Башня и погреб – один броневой монолит, от верхней палубы до днища. В момент взрыва в нем находилось тридцать моряков и три офицера. Среди них один внештатный: капитан 2 ранга Ермишев. Погибли все. Тридцать три.

Клапана затопления можно открыть двояко: либо с помощью дистанционного управления, либо прямо в погребе… Ходили слухи, что клапана были открыты вручную кем-то из моряков, чтобы спасти крейсер.

Так это было или не так, утверждать не берусь, я ведь говорю: ходили слухи…

* * *

Подходили к Владивостоку, когда нас пригласили к адмиралу. Он был выбрит до синевы, отутюжен. Ровным голосом, тщательно отмеривая фразы, сказал, что мы стали невольными свидетелями несчастья, предстоит разбирательство, причины, несомненно, будут установлены, а пока есть просьба командования: об увиденном никому не рассказывать.

Я смотрел на него и восхищался. Я-то ведь отчетливо представлял, что его ждет, когда первый штабной катер ткнется носом о борт «Бутакова». Отстранение от командования – это, пожалуй, самое малое…

Тот же белый кораблик, что доставил нас на крейсер (вечность тому назад! А ведь суток не прошло…), покачивался у трапа. Потянулись цепочкой телевизионщики с аппаратурой, артисты ансамбля (похоже, они так и не расчехлили инструменты), Фарух Алиевич, Таня, Соболевский, Коля Петров, Левин, я.

И все время, пока катер бежал до гавани, мы старались держаться вместе. Молчали, касаясь локтем друг друга. И почти физически ощущали отсутствие немногословного очкарика – кавторанга. Поэта Кости Ермишева.

В гавани, понятно, никто не встречал. Не до нас было. Вышли в город, поймали такси.

Когда подъезжали к гостинице, водитель, ражий детина, повернулся, сказал:

– А слышали, на «Бутакове» вчера взрыв был? Черт-те знает сколько народу погибло!

Мы не слышали.

* * *

…Я еще раз перечел письмо.

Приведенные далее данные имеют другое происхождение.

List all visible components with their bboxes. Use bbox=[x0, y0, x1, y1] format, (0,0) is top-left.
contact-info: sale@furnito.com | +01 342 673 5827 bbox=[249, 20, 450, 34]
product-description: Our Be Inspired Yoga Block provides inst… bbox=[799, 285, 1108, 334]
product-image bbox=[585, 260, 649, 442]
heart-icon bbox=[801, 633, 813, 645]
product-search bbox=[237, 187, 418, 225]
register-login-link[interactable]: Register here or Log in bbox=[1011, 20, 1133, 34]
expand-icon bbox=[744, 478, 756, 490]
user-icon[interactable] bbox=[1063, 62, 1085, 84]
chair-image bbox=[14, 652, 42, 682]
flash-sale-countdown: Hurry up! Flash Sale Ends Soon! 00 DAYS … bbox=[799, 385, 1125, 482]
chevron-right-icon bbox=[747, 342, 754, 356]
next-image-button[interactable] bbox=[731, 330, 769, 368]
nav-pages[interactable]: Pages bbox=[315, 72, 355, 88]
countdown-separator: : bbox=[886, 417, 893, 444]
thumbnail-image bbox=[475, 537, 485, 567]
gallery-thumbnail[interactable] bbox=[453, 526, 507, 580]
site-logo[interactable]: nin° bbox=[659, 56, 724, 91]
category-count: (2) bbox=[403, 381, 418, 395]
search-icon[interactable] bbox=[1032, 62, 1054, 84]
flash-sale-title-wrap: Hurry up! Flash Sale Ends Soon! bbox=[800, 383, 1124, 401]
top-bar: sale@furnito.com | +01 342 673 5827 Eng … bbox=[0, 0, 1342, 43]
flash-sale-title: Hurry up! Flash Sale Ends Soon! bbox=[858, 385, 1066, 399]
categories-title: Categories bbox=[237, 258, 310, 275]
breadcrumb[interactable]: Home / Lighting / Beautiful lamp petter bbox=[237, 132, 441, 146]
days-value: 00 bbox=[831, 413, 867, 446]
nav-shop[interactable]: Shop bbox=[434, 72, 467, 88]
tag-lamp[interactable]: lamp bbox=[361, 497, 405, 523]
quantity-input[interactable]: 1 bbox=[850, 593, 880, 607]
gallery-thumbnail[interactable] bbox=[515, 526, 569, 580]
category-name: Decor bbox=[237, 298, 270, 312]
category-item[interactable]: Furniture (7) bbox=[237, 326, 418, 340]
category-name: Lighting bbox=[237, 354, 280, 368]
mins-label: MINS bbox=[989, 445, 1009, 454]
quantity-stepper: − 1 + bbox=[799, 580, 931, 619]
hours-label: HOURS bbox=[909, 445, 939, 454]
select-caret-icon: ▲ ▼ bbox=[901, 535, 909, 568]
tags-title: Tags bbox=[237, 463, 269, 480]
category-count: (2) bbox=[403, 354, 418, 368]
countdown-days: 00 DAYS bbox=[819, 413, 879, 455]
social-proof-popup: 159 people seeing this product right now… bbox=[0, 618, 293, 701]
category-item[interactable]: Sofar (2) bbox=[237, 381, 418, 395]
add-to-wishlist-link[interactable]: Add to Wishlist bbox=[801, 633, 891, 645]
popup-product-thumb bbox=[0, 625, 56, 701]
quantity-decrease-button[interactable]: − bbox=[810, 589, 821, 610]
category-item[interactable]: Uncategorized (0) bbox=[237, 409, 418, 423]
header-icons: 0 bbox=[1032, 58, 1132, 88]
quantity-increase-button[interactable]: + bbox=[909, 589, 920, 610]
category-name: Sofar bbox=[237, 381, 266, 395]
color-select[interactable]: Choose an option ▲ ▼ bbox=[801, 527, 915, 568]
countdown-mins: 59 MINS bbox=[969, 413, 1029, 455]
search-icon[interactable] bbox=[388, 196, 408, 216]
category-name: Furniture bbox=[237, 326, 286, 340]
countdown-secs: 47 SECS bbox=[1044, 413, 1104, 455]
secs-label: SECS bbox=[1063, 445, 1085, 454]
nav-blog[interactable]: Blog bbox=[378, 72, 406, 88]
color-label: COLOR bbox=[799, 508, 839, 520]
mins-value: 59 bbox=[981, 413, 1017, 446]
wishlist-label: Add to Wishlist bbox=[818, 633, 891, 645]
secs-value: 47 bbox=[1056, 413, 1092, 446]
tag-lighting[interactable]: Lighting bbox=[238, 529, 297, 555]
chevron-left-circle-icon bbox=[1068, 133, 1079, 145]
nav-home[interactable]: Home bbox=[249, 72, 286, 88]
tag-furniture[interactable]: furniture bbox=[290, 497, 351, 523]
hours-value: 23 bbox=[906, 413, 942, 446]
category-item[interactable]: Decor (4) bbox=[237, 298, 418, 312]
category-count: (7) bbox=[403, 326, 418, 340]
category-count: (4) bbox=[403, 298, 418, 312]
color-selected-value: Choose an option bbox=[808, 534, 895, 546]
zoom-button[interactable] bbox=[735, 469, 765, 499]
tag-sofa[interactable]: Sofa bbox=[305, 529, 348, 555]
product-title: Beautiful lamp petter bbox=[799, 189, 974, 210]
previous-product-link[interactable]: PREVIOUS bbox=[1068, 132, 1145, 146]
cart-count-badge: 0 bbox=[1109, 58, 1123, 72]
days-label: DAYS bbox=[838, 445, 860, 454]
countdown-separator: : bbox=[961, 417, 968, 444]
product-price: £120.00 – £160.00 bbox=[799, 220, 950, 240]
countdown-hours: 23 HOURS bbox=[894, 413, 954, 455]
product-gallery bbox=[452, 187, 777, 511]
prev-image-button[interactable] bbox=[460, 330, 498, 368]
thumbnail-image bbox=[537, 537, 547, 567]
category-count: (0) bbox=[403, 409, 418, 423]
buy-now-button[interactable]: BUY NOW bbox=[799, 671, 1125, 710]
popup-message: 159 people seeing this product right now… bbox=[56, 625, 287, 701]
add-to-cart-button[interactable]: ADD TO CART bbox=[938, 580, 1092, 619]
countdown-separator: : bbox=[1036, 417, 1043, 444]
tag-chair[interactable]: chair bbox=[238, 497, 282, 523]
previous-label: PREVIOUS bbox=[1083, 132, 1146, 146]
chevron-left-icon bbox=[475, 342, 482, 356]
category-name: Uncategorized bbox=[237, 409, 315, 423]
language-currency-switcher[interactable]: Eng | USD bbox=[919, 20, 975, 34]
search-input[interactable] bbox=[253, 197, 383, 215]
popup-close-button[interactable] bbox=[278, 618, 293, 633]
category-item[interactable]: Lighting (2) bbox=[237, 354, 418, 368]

И убедился: ничего толкового придумать не могу. Проще всего было бы, конечно, сделать вид, что ничего не произошло. Пусть себе неведомая мне женщина тешится мыслью, что о ее погибшем сыне до сих пор помнит любимая им когда-то женщина. И не только помнит – стихи пишет.

Но ведь не было ничего такого. Не бы-ло!

Все знакомство Милосердовой с Костей уложилось в трехминутный разговор в кают-компании «Бутакова». Еще сфотографировались потом. Все.

Первое время мы еще собирались: то у Танечки, то у меня, поминали погибших, – а потом все как-то отодвинулось, закрылось сеткой, сплетенной из бессчетного числа дел…

Да и, наверное, счастье это: забывать. Но есть и другая сторона у этой истории: Мать. Имею ли я право писать ей заведомую неправду? Или ложь во спасение простительна?

А вдруг судьба сведет их вместе: мать и Милосердову, – и мать узнает, что я утаил от нее?

Господи, да что же я голову ломаю? Ведь существует сама Татьяна Милосердова, пусть она и решает, что делать. И я решительно крутанул телефонный диск.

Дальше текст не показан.